It happened today - June 30, 2015
On June 30, 1936, Margaret Mitchell published Gone with the Wind. Admit it. You haven’t read it. But you’ve seen the movie.
Or maybe you have read it. It was an immediate and enduring success. It was the top American fiction bestseller in 1936 and 1937, the fastest-selling novel to that point in U.S. publishing history, selling 50,000 copies in one day and more than a million and a half in its first year. It has been translated into dozens of languages. And an Ottawa Citizen story in June 1999 said it was one of the three top selling novels of all time, along with To Kill a Mockingbird and, of all things, Valley of the Dolls
On the face of it, its popularity is puzzling, especially as it has endured to this day despite its mawkish sentimentality and total lack of political correctness (and for once I’m with the politically correct on its outrageous depiction of the antebellum South). Yet there it is. In a 2014 Harris poll, was Americans’ second favourite behind the Bible. In 1998 the Radcliffe Publishing Course, at the Harvard affiliate then merging with Harvard, put it 26th on its list of 100 best novels of the 20th century, behind The Color Purple and Ulysses but ahead of Native Son, One Flew Over the Cuckoo's Nest, Slaughterhouse-Five, Brideshead Revisited, The Wizard of Oz (incidentally not a good novel) and a host of other sound and eccentric entries.
An Indigo Books online poll of Canadians in 2005, it placed fourth, behind To Kill a Mockingbird, Pride and Prejudice and The Da Vinci Code and just ahead of The Return of the King. And apparently the Modern Library’s Top 100 Novels of the 20th Century had it in first.
Clearly its popularity was hugely enhanced by the 1939 movie adaptation with its classic closing line which adjusted for inflation is the highest-grossing movie of all time and, like the novel, continues to rank high in “best-of” lists by people with no sympathy for its treatment of race. Though it is a sign of the vanished times that there was considerable controversy (though not, despite persistent folklore, a $5,000 fine) for Clark Gable’s final word “damn”. Nowadays you’d be more likely fined for a movie that didn’t contain an obscenity. But speaking of signs of the times, it is curious that the book should remain so popular despite its preposterous depiction of a culture we all now despise, the slave-owning elite of the antebellum South, complete with unflattering stereotypes of blacks. Even if the movie did include among its 10 of 17 Oscars that year a Best Supporting Actress for Hattie McDaniel, who was black, it is weird that this novel and the enduring affection for it could emerge from the same nation that made Uncle Tom's Cabin an instant best-seller and keeps putting To Kill a Mockingbird high on its lists of best novels… and rightly so.
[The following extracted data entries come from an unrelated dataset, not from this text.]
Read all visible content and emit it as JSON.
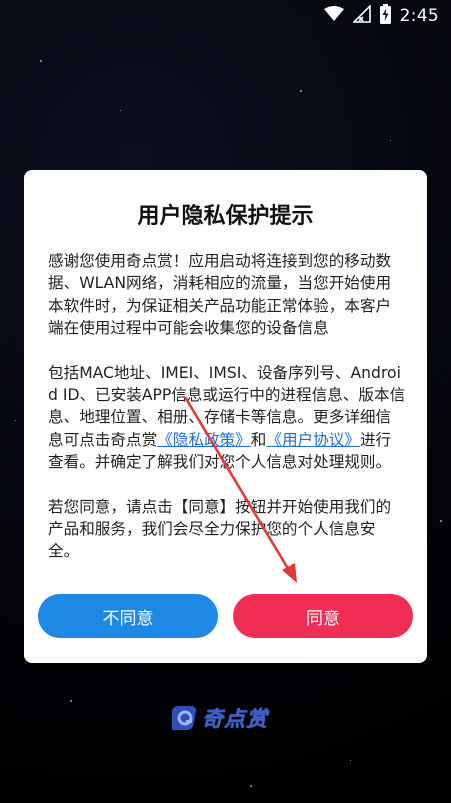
{
  "status_bar": {
    "time": "2:45",
    "icons": [
      "wifi-icon",
      "cellular-signal-icon",
      "battery-charging-icon"
    ]
  },
  "dialog": {
    "title": "用户隐私保护提示",
    "paragraph1": "感谢您使用奇点赏！应用启动将连接到您的移动数据、WLAN网络，消耗相应的流量，当您开始使用本软件时，为保证相关产品功能正常体验，本客户端在使用过程中可能会收集您的设备信息",
    "paragraph2_before": "包括MAC地址、IMEI、IMSI、设备序列号、Android ID、已安装APP信息或运行中的进程信息、版本信息、地理位置、相册、存储卡等信息。更多详细信息可点击奇点赏",
    "privacy_policy_link": "《隐私政策》",
    "paragraph2_and": "和",
    "user_agreement_link": "《用户协议》",
    "paragraph2_after": "进行查看。并确定了解我们对您个人信息对处理规则。",
    "paragraph3": "若您同意，请点击【同意】按钮并开始使用我们的产品和服务，我们会尽全力保护您的个人信息安全。",
    "disagree_label": "不同意",
    "agree_label": "同意"
  },
  "logo": {
    "text": "奇点赏"
  },
  "colors": {
    "disagree_button": "#1e88e5",
    "agree_button": "#ef2d55",
    "link": "#1e6fd0",
    "annotation_arrow": "#e53935"
  }
}
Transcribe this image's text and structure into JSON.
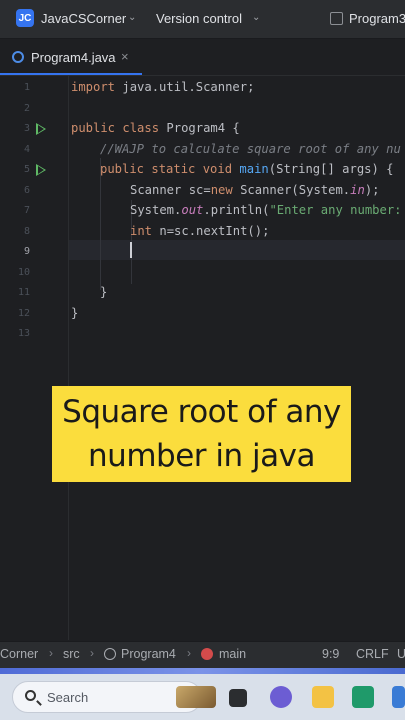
{
  "titlebar": {
    "project_badge": "JC",
    "project_name": "JavaCSCorner",
    "version_control": "Version control",
    "run_config": "Program3"
  },
  "tabs": [
    {
      "label": "Program4.java",
      "close": "×"
    }
  ],
  "editor": {
    "line_numbers": [
      "1",
      "2",
      "3",
      "4",
      "5",
      "6",
      "7",
      "8",
      "9",
      "10",
      "11",
      "12",
      "13"
    ],
    "current_line": "9",
    "lines": {
      "l1_kw": "import",
      "l1_rest": " java.util.Scanner;",
      "l3_kw": "public class",
      "l3_rest": " Program4 {",
      "l4_comment": "//WAJP to calculate square root of any nu",
      "l5_kw": "public static void",
      "l5_fn": " main",
      "l5_rest": "(String[] args) {",
      "l6_a": "Scanner sc=",
      "l6_kw": "new",
      "l6_b": " Scanner(System.",
      "l6_it": "in",
      "l6_c": ");",
      "l7_a": "System.",
      "l7_it": "out",
      "l7_b": ".println(",
      "l7_st": "\"Enter any number:",
      "l8_kw": "int",
      "l8_rest": " n=sc.nextInt();",
      "l11": "}",
      "l12": "}"
    }
  },
  "overlay": {
    "line1": "Square root of any",
    "line2": "number in java"
  },
  "statusbar": {
    "crumb_project": "Corner",
    "crumb_src": "src",
    "crumb_class": "Program4",
    "crumb_method": "main",
    "position": "9:9",
    "line_sep": "CRLF",
    "encoding": "U"
  },
  "taskbar": {
    "search_placeholder": "Search"
  },
  "colors": {
    "accent": "#3574f0",
    "overlay_bg": "#fbdd3d",
    "keyword": "#cf8e6d",
    "function": "#56a8f5",
    "string": "#6aab73"
  }
}
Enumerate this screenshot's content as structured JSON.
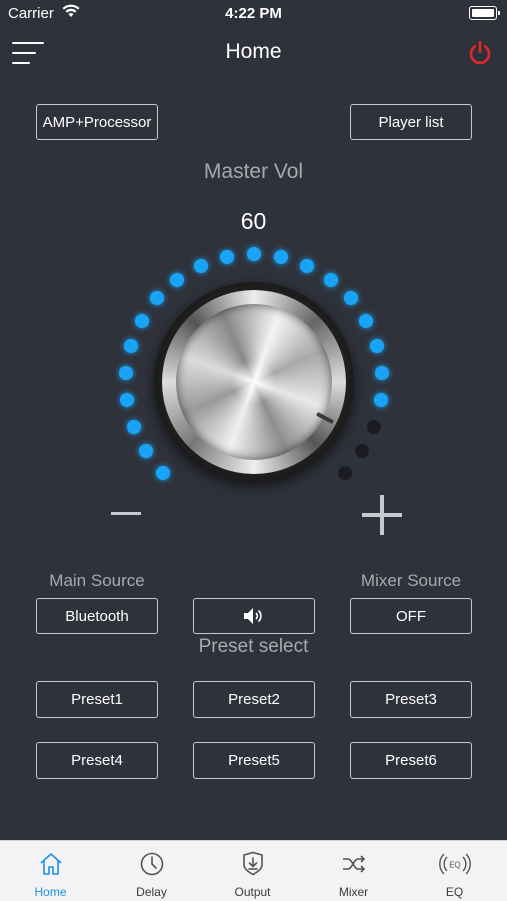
{
  "status_bar": {
    "carrier": "Carrier",
    "time": "4:22 PM"
  },
  "nav": {
    "title": "Home"
  },
  "top_buttons": {
    "amp": "AMP+Processor",
    "player_list": "Player list"
  },
  "master": {
    "label": "Master Vol",
    "value": "60",
    "level_fraction": 0.85
  },
  "sources": {
    "main_label": "Main Source",
    "main_value": "Bluetooth",
    "mixer_label": "Mixer Source",
    "mixer_value": "OFF"
  },
  "preset_label": "Preset select",
  "presets": [
    "Preset1",
    "Preset2",
    "Preset3",
    "Preset4",
    "Preset5",
    "Preset6"
  ],
  "tabs": [
    {
      "label": "Home",
      "icon": "home-icon",
      "active": true
    },
    {
      "label": "Delay",
      "icon": "clock-icon",
      "active": false
    },
    {
      "label": "Output",
      "icon": "output-icon",
      "active": false
    },
    {
      "label": "Mixer",
      "icon": "shuffle-icon",
      "active": false
    },
    {
      "label": "EQ",
      "icon": "eq-icon",
      "active": false
    }
  ],
  "colors": {
    "background": "#2f323b",
    "accent": "#19a4f5",
    "power": "#e02727",
    "tab_active": "#1e8fe6"
  }
}
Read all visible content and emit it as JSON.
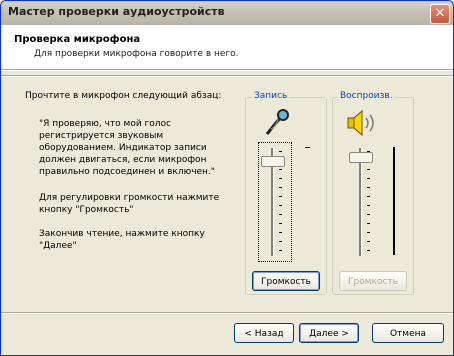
{
  "window": {
    "title": "Мастер проверки аудиоустройств"
  },
  "header": {
    "title": "Проверка микрофона",
    "subtitle": "Для проверки микрофона говорите в него."
  },
  "instructions": {
    "intro": "Прочтите в микрофон следующий абзац:",
    "quote_lines": [
      "\"Я проверяю, что мой голос",
      "регистрируется звуковым",
      "оборудованием. Индикатор записи",
      "должен двигаться, если микрофон",
      "правильно подсоединен и включен.\""
    ],
    "volume_hint_lines": [
      "Для регулировки громкости нажмите",
      "кнопку \"Громкость\""
    ],
    "finish_lines": [
      "Закончив чтение, нажмите кнопку",
      "\"Далее\""
    ]
  },
  "record": {
    "label": "Запись",
    "volume_button": "Громкость",
    "icon": "microphone-icon",
    "level": 0.92
  },
  "playback": {
    "label": "Воспроизв.",
    "volume_button": "Громкость",
    "icon": "speaker-icon",
    "level": 0.96
  },
  "buttons": {
    "back": "< Назад",
    "next": "Далее >",
    "cancel": "Отмена"
  },
  "colors": {
    "title_bar": "#c4bfb2",
    "close": "#c8553a",
    "accent": "#0046d5"
  }
}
Besides, most of the characters are annoying. Scarlett O’Hara herself strikes me as a vain, spoiled and petulant brat. And if her personal development is meant to be part of the movie’s appeal, well, obviously I do not share the taste of the cinema-going public. (As a side note, the original name of the heroine was Pansy O’Hara, a salutary reminder of the value of that infuriating breed known as editors. One wonders how much that small change contributed to this enormous phenomenon.) Even her actual last line in the movie, “Tomorrow is another day,” strikes me as a rootless and irresponsible declaration of pseudo-independence, a disavowal of responsibility for all she has done to that point in her life.
Also, the great romantic love between her and Rhett Butler is something of a puzzle. Mind you, great capital-R Romantic love is always a puzzle. It seems to depend on an irresistible attraction between two people who don’t like one another, have nothing significant in common, and aren’t happy together. There I think lies part of the appeal of the story: its inherent adolescent quality. And to be fair at least Scarlett and Rhett don’t end up marrying.
There is also the strange lingering attraction of the Confederacy, even among people with no use for bigotry, let alone slavery. To this day, Civil War reenactors generally prefer to be Confederate, to the point that there is sometimes a requirement to do the Union side a few times before you can switch.
There are reenactors in Europe as well as the United States. There seems to be a certain inescapable romance, especially in our modern materialist age, about unselfish, uncalculating adherence to a clearly lost cause even when the lost cause itself is not terribly attractive and has nothing to do with one’s own. Indeed one odd detail of the book that has stuck in my mind since I first read it nearly a quarter-century ago is that it was read around campfires by both sides in the Spanish Civil War.
Still, I have to admit that personally I prefer the lost cause of Gondor, which not only deserved to win but did. And if you don’t think Tolkien a greater novelist than Mitchell, or James Joyce, frankly, I don’t give a hoot.